Black Lives Matter Movement Stirs Painful Divide in Local Vietnamese-American Community

Phillip Martin, WGBH, August 5, 2020

One of the burning issues of the day is playing out painfully among Vietnamese-Americans in New England: Which side of Black Lives Matter should the community be on?

Some see the movement as a rightful denunciation of structural racism and police brutality. Others in traditionally conservative Vietnamese-American communities in Dorchester, Quincy and Manchester, New Hampshire, regard BLM and their supporters as unpatriotic and dangerously leftist.

BLM’s detractors include a Vietnamese immigrant named Bao Chau Kelly of Hooksett, New Hampshire. She is a pro-Trump activist who has recruited a small but vocal group of Vietnamese-Americans to attend “Blue Lives Matter” rallies in support of police and flood social media with messages attacking Black Lives Matter as a violent anti-American ideology. They have excoriated Vietnamese-Americans who embrace BLM, including Massachusetts Rep. Tram Nguyen of Andover.

Earlier this summer Nguyen released a video on Facebook explaining why she thought it was important to support Black Lives Matter. Her video included a reference to Asian-Americans’ heightened fears following a string of reported verbal and physical attacks across the U.S.
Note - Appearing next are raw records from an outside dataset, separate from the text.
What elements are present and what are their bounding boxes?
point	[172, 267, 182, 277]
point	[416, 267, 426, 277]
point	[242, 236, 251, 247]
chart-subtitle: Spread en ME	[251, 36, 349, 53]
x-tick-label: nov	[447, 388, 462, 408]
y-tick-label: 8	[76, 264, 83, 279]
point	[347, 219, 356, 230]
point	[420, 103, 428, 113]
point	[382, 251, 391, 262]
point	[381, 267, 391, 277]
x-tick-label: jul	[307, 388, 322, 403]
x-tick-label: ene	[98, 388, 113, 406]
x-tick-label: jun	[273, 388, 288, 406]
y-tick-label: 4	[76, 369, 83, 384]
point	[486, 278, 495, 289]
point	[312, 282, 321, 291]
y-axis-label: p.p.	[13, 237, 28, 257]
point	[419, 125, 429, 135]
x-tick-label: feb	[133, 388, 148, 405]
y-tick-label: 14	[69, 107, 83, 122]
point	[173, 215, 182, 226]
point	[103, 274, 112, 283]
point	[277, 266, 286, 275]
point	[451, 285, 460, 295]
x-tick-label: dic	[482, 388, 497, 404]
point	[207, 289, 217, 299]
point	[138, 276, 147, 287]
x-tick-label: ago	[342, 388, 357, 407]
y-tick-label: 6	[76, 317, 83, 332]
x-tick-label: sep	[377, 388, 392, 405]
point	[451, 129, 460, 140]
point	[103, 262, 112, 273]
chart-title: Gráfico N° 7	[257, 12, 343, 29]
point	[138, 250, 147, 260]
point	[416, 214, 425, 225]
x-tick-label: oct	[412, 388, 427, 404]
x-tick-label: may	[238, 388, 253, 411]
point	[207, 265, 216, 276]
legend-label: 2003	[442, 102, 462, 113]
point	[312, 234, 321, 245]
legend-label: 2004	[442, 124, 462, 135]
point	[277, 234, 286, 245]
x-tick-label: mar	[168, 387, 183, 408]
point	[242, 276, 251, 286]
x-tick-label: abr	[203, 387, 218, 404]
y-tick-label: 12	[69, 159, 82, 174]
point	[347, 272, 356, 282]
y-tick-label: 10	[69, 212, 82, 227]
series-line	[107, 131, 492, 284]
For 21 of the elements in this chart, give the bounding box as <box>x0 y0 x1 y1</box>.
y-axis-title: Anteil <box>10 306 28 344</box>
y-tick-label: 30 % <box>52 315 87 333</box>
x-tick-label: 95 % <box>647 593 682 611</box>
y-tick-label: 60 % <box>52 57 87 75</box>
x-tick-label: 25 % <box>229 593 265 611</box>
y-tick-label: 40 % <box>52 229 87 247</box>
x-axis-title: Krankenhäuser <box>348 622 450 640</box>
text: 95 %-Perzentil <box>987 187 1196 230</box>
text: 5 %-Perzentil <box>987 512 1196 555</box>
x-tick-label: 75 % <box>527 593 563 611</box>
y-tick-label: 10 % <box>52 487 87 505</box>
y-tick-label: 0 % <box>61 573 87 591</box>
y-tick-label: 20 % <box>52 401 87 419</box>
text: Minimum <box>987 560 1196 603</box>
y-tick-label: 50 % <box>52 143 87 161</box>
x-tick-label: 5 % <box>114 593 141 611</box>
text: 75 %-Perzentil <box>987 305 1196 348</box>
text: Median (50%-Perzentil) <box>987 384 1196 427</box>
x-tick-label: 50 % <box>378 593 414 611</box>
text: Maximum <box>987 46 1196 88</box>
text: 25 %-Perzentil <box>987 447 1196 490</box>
“We can’t fight against racism directed towards our community while standing complicit in a system that disproportionately discriminates, devalues and criminalizes and brutalizes our Black friends and neighbors,” she said.

Nguyen told WGBH News she knew that some among the area’s estimated 30,000 Vietnamese-American residents would react negatively to this message. However, she said she did not expect it to lead to “personal attacks” and what she called “vile anti-Black rhetoric.”
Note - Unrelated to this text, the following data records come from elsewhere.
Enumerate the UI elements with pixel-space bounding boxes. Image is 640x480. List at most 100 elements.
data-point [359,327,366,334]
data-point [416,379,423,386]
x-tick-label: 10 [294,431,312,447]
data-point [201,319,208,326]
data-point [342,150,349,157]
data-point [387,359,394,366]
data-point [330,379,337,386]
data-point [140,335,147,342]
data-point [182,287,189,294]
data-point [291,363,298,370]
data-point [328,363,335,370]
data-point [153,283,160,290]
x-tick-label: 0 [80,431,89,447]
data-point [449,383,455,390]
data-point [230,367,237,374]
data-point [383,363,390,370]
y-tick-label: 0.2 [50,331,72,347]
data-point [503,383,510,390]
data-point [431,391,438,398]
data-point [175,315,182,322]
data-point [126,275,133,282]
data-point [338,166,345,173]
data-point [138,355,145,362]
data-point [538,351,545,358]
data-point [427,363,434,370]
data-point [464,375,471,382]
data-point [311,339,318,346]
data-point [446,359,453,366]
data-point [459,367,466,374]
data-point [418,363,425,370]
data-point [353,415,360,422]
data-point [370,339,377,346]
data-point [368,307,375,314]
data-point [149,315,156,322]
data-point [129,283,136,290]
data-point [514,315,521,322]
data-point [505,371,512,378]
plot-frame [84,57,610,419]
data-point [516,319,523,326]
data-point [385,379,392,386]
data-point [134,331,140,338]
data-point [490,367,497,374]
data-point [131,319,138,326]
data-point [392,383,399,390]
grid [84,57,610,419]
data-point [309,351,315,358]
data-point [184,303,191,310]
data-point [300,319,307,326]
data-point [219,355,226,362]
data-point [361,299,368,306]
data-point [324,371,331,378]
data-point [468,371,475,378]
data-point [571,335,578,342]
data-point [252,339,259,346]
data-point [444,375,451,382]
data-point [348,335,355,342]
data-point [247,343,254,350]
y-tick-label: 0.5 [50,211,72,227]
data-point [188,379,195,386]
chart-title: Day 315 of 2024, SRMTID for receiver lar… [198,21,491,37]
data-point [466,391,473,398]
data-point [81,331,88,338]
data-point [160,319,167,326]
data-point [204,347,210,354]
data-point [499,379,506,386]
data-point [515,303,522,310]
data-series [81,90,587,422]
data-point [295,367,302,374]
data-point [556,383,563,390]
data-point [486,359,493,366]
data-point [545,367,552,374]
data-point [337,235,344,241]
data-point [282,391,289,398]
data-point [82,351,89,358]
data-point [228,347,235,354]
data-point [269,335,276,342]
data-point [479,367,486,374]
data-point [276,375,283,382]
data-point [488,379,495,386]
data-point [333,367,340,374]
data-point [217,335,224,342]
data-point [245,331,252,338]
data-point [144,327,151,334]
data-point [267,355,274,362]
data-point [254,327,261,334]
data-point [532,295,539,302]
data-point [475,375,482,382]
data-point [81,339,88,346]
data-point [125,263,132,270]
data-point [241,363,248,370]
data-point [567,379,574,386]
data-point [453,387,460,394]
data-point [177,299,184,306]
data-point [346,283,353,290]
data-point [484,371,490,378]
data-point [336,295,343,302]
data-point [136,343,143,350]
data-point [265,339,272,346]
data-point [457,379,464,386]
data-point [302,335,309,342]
“I also didn’t anticipate equating Black Lives Matter to socialism and communism. And in fact, I find that to be very ironic because my father served in the South Vietnamese military and was put into a re-education camp by the Communists for eight years.”

In her translated post written in Vietnamese, Chau Kelly said of Nguyen: “It is a shame that her father was an officer of South Vietnam … and was imprisoned by the [North] Vietnamese communists.”

Chau Kelly’s post, cited in an article in the Eagle Tribune, goes on to say: “They escaped Vietnam so that she can live in freedom and democracy and have a better future, yet this Massachusetts [representative] embraced the American communists and domestic terrorists BLM.”

Complicity with communism are fighting words in Vietnamese communities. {snip}

WGBH News reached out to Chau Kelly but received no reply. With a large following on social media, she has organized and taken part in several anti-Black Lives Matter protests, including one in Concord, N.H., this summer attended by armed white counter-demonstrators.


A recent graduate of Boston University, Nguyen is in her early 20’s and believes that Vietnamese-Americans her age generally agree with the notion that Black Lives Matter. By contrast, she said, she is shocked by what she has been hearing and reading in right-wing Vietnamese social media. Nguyen alleges that some of what she has seen is not just racism. It’s more specific than that, she said.

“There’s so much anti-blackness rhetoric within the community. I didn’t realize how much anti-blackness there was. I’d start joining like Facebook groups to read more about why folks are so against the current movement. I’m just still in the appalled level of it.”


Most Vietnamese immigrants in the Boston area came from the south of the country and were ardently anti-communist. Many identified with the Republican Party {snip} and viewed African Americans generally as too liberal. Some accepted racist stereotypes of Blacks as criminals and as people to be feared {snip}. This dread was compounded by street violence during the early post-war Vietnamese migration period.